Precompute a map of value to sorted list of indices. For each query, iterate the values in range, binary search each value's index list for the closest pair that fits [left, right]. Don't iterate all pairs in the range.

How does Binary Search fit this problem?+

After grouping indices by value, you binary search each value's sorted index list to find indices near the query bounds. This prunes the search space and avoids checking every pair in the range, which is where TLE happens.

Can I solve this with just Hash Table, no Binary Search?+

Not efficiently at scale. Hash Table lets you group indices by value, but you still need Binary Search to quickly find the closest indices within the range bounds.
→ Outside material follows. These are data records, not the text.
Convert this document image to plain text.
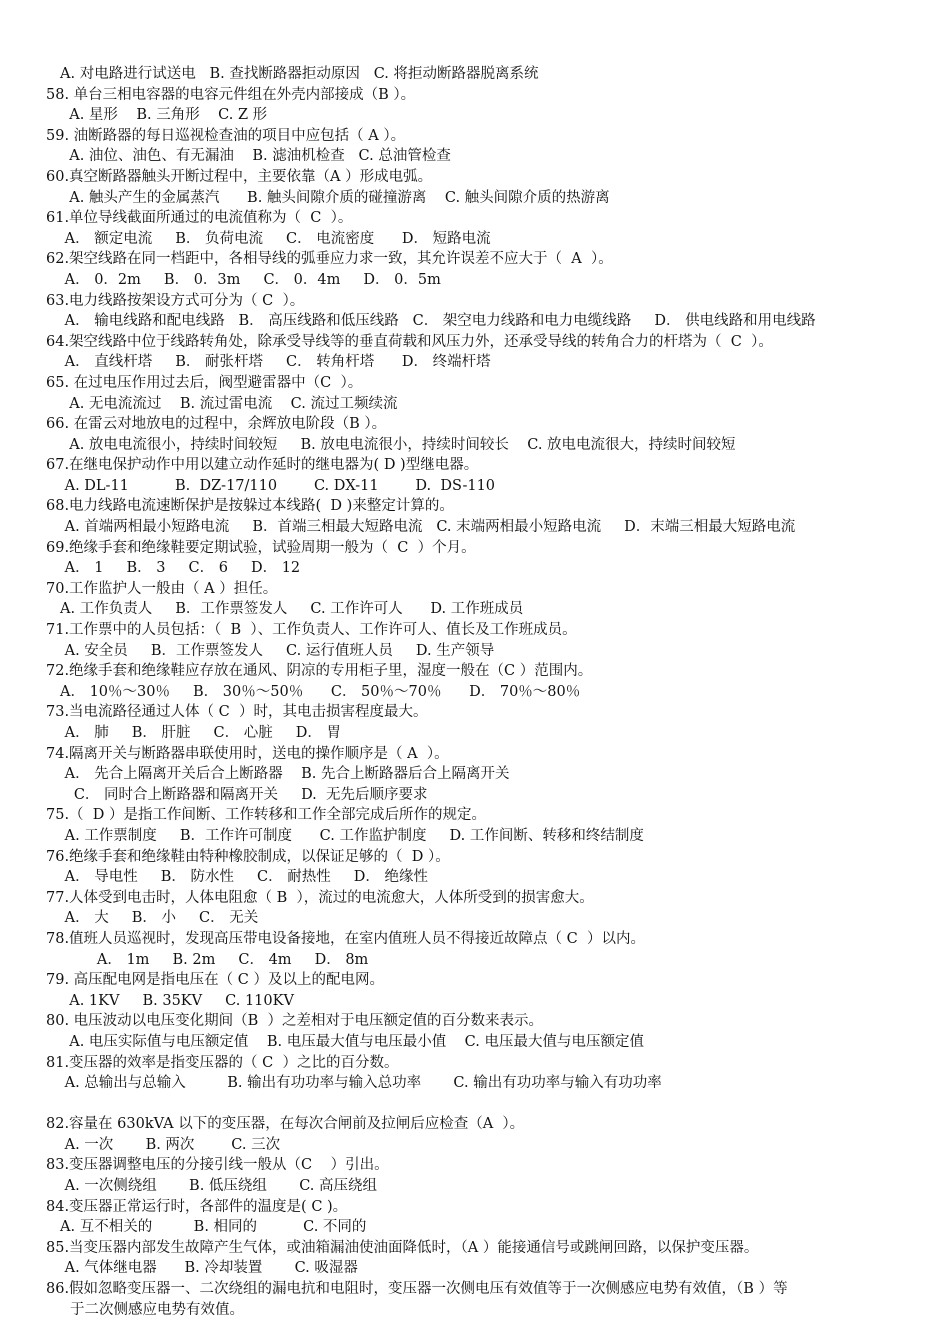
A. 对电路进行试送电   B. 查找断路器拒动原因   C. 将拒动断路器脱离系统
58. 单台三相电容器的电容元件组在外壳内部接成（B ）。
A. 星形    B. 三角形    C. Z 形
59. 油断路器的每日巡视检查油的项目中应包括（ A ）。
A. 油位、油色、有无漏油    B. 滤油机检查   C. 总油管检查
60.真空断路器触头开断过程中，主要依靠（A ）形成电弧。
A. 触头产生的金属蒸汽      B. 触头间隙介质的碰撞游离    C. 触头间隙介质的热游离
61.单位导线截面所通过的电流值称为（  C  ）。
A． 额定电流     B． 负荷电流     C． 电流密度      D． 短路电流
62.架空线路在同一档距中，各相导线的弧垂应力求一致，其允许误差不应大于（  A  ）。
A． 0．2m     B． 0．3m     C． 0．4m     D． 0．5m
63.电力线路按架设方式可分为（ C  ）。
A． 输电线路和配电线路   B． 高压线路和低压线路   C． 架空电力线路和电力电缆线路     D． 供电线路和用电线路
64.架空线路中位于线路转角处，除承受导线等的垂直荷载和风压力外，还承受导线的转角合力的杆塔为（  C  ）。
A． 直线杆塔     B． 耐张杆塔     C． 转角杆塔      D． 终端杆塔
65. 在过电压作用过去后，阀型避雷器中（C  ）。
A. 无电流流过    B. 流过雷电流    C. 流过工频续流
66. 在雷云对地放电的过程中，余辉放电阶段（B ）。
A. 放电电流很小，持续时间较短     B. 放电电流很小，持续时间较长    C. 放电电流很大，持续时间较短
67.在继电保护动作中用以建立动作延时的继电器为( D )型继电器。
A. DL-11          B.  DZ-17/110        C. DX-11        D.  DS-110
68.电力线路电流速断保护是按躲过本线路(  D )来整定计算的。
A. 首端两相最小短路电流     B．首端三相最大短路电流   C. 末端两相最小短路电流     D．末端三相最大短路电流
69.绝缘手套和绝缘鞋要定期试验，试验周期一般为（  C  ）个月。
A． 1     B． 3     C． 6     D． 12
70.工作监护人一般由（ A ）担任。
A. 工作负责人     B．工作票签发人     C. 工作许可人      D. 工作班成员
71.工作票中的人员包括：（  B  ）、工作负责人、工作许可人、值长及工作班成员。
A. 安全员     B．工作票签发人     C. 运行值班人员     D. 生产领导
72.绝缘手套和绝缘鞋应存放在通风、阴凉的专用柜子里，湿度一般在（C ）范围内。
A． 10％～30％     B． 30％～50％      C． 50％～70％      D． 70％～80％
73.当电流路径通过人体（ C  ）时，其电击损害程度最大。
A． 肺     B． 肝脏     C． 心脏     D． 胃
74.隔离开关与断路器串联使用时，送电的操作顺序是（ A  ）。
A． 先合上隔离开关后合上断路器    B. 先合上断路器后合上隔离开关
C． 同时合上断路器和隔离开关     D.  无先后顺序要求
75.（  D ）是指工作间断、工作转移和工作全部完成后所作的规定。
A. 工作票制度     B．工作许可制度      C. 工作监护制度     D. 工作间断、转移和终结制度
76.绝缘手套和绝缘鞋由特种橡胶制成，以保证足够的（  D ）。
A． 导电性     B． 防水性     C． 耐热性     D． 绝缘性
77.人体受到电击时，人体电阻愈（ B  ），流过的电流愈大，人体所受到的损害愈大。
A． 大     B． 小     C． 无关
78.值班人员巡视时，发现高压带电设备接地，在室内值班人员不得接近故障点（ C  ）以内。
A． 1m     B. 2m     C． 4m     D． 8m
79. 高压配电网是指电压在（ C ）及以上的配电网。
A. 1KV     B. 35KV     C. 110KV
80. 电压波动以电压变化期间（B  ）之差相对于电压额定值的百分数来表示。
A. 电压实际值与电压额定值    B. 电压最大值与电压最小值    C. 电压最大值与电压额定值
81.变压器的效率是指变压器的（ C  ）之比的百分数。
A. 总输出与总输入         B. 输出有功功率与输入总功率       C. 输出有功功率与输入有功功率
82.容量在 630kVA 以下的变压器，在每次合闸前及拉闸后应检查（A  ）。
A. 一次       B. 两次        C. 三次
83.变压器调整电压的分接引线一般从（C    ）引出。
A. 一次侧绕组       B. 低压绕组       C. 高压绕组
84.变压器正常运行时，各部件的温度是( C )。
A. 互不相关的         B. 相同的          C. 不同的
85.当变压器内部发生故障产生气体，或油箱漏油使油面降低时，（A ）能接通信号或跳闸回路，以保护变压器。
A. 气体继电器      B. 冷却装置       C. 吸湿器
86.假如忽略变压器一、二次绕组的漏电抗和电阻时，变压器一次侧电压有效值等于一次侧感应电势有效值，（B ）等
于二次侧感应电势有效值。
Both topics are required for the optimal solution.

What do candidates usually get wrong?+

Building the index correctly but then iterating all pairs in the range instead of binary searching. Or forgetting to track both the distance and the actual indices, losing track of which pair is closest. Test your edge cases around range boundaries.

Want the actual problem statement? View "Closest Equal Element Queries" on LeetCode →

Frequency and company-tag data sourced from public community-maintained interview-report repos. Problem, description, and trademark © LeetCode. StealthCoder is not affiliated with LeetCode.